Pues, como Juan Clímaco, también Simeón habla de una visita de Dios. Nosotros esperamos al divino Visitante. Donde abundan las lágrimas, florece la gracia de Dios:

“Oh lágrimas que surgen por la divina iluminación y abren el cielo mismo y a mi me procuran una divina consolación.” Simeón el Nuevo Teólogo. Catequesis 2, 265

Tal visita o iluminación divina, donde una nueva luz irrumpe en el corazón, implica un conocimiento particular. A través de las lágrimas recibimos la luz de Cristo en el interior: somos iluminados. A través de las lágrimas recibimos la vida del Espíritu en el interior: somos inspirados. Las lágrimas habilitan al corazón a conocer tanto la presencia como la ausencia de Dios. Podemos solo llorar por aquel o aquello que de hecho conocemos, y no simplemente imaginamos. Este conocimiento es el único criterio de nuestro progreso espiritual. La virtud  y el  pecado son medidas exclusivas del grado de tal conocimiento, no por el cúmulo de méritos y la falta de ellos. Cuando el conocimiento de Dios –de su presencia o también de su ausencia- asume una importancia mayor que cualquier virtud o vicio específico, entonces el hombre exterior crece en sintonía con el hombre interior. Entonces la raíz del amar y las oscuridades del corazón son cultivadas como parte y porción de las dulces flores y aparecen en la superficie. Entonces, sí sabe que “el reino de Dios está adentro” (Lc 17,21). Entonces las lágrimas –como el cielo mismo- brotan del interior como la sorpresa de la vida nueva, y constituyen también el alba de una luz nueva.

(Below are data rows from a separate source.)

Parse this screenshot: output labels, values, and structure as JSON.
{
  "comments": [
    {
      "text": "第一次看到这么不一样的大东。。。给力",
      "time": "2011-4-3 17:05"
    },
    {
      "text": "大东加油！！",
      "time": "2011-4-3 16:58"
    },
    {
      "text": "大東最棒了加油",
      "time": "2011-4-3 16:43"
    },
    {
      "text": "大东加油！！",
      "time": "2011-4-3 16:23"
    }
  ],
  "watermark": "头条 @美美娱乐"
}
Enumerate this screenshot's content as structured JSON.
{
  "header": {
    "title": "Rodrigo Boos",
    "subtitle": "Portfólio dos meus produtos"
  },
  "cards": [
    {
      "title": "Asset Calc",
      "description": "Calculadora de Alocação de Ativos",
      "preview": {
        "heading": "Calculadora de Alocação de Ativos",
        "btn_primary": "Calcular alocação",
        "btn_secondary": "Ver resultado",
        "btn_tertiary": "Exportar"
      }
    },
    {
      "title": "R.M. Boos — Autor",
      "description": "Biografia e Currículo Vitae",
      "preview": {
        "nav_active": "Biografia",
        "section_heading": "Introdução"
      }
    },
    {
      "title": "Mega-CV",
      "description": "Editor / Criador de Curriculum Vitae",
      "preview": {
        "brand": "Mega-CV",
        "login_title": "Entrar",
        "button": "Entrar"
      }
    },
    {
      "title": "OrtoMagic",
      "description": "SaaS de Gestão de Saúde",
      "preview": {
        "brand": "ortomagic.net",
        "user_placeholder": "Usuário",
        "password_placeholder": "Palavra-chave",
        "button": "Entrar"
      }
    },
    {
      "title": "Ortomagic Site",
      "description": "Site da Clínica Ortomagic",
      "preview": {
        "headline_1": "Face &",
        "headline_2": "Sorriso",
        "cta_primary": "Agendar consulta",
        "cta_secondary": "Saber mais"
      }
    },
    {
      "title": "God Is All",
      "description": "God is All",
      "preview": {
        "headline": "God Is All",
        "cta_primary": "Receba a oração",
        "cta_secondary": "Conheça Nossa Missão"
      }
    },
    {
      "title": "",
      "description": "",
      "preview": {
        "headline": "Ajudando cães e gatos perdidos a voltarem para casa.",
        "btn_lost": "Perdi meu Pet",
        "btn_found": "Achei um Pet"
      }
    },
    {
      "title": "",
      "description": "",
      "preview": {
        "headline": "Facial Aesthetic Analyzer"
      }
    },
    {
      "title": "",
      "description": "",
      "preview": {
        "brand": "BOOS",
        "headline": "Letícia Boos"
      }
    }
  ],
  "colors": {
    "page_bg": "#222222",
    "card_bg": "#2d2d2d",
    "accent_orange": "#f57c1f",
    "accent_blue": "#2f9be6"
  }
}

Nada exterior podrá nunca medirnos, predecirnos o agotarnos. Somos obra de una belleza en progreso, siempre los mismos y sin embargo siempre en desarrollo y cambio. Es este el motivo por el cual ganamos –o perdemos- el paraíso en un determinado momento, en realidad en el último minuto. Quizás más que todo otro escritor de la iglesia antigua, Simeón es bien conciente de esta verdad: que los perdidos pueden ser reencontrados, los enfermos curados, los muertos vueltos a la vida. Los cambios son reales. En la historia de la espiritualidad estos son llamados conversiones. Una pérdida pude volverse un triunfo en germen, una maldición una bendición escondida, un pueblo en tinieblas puede ver una gran luz: “y sobre aquellos que moraban en tierra de sombras de muerte, una luz se ha levantado” (Mt 4, 16). El dolor puede ser transformado en verdadero placer, la muerte puede dar vida, y una lágrima volverse consolación, si solo deseamos, si solo podemos ponernos a buscar aquello que es auténtico.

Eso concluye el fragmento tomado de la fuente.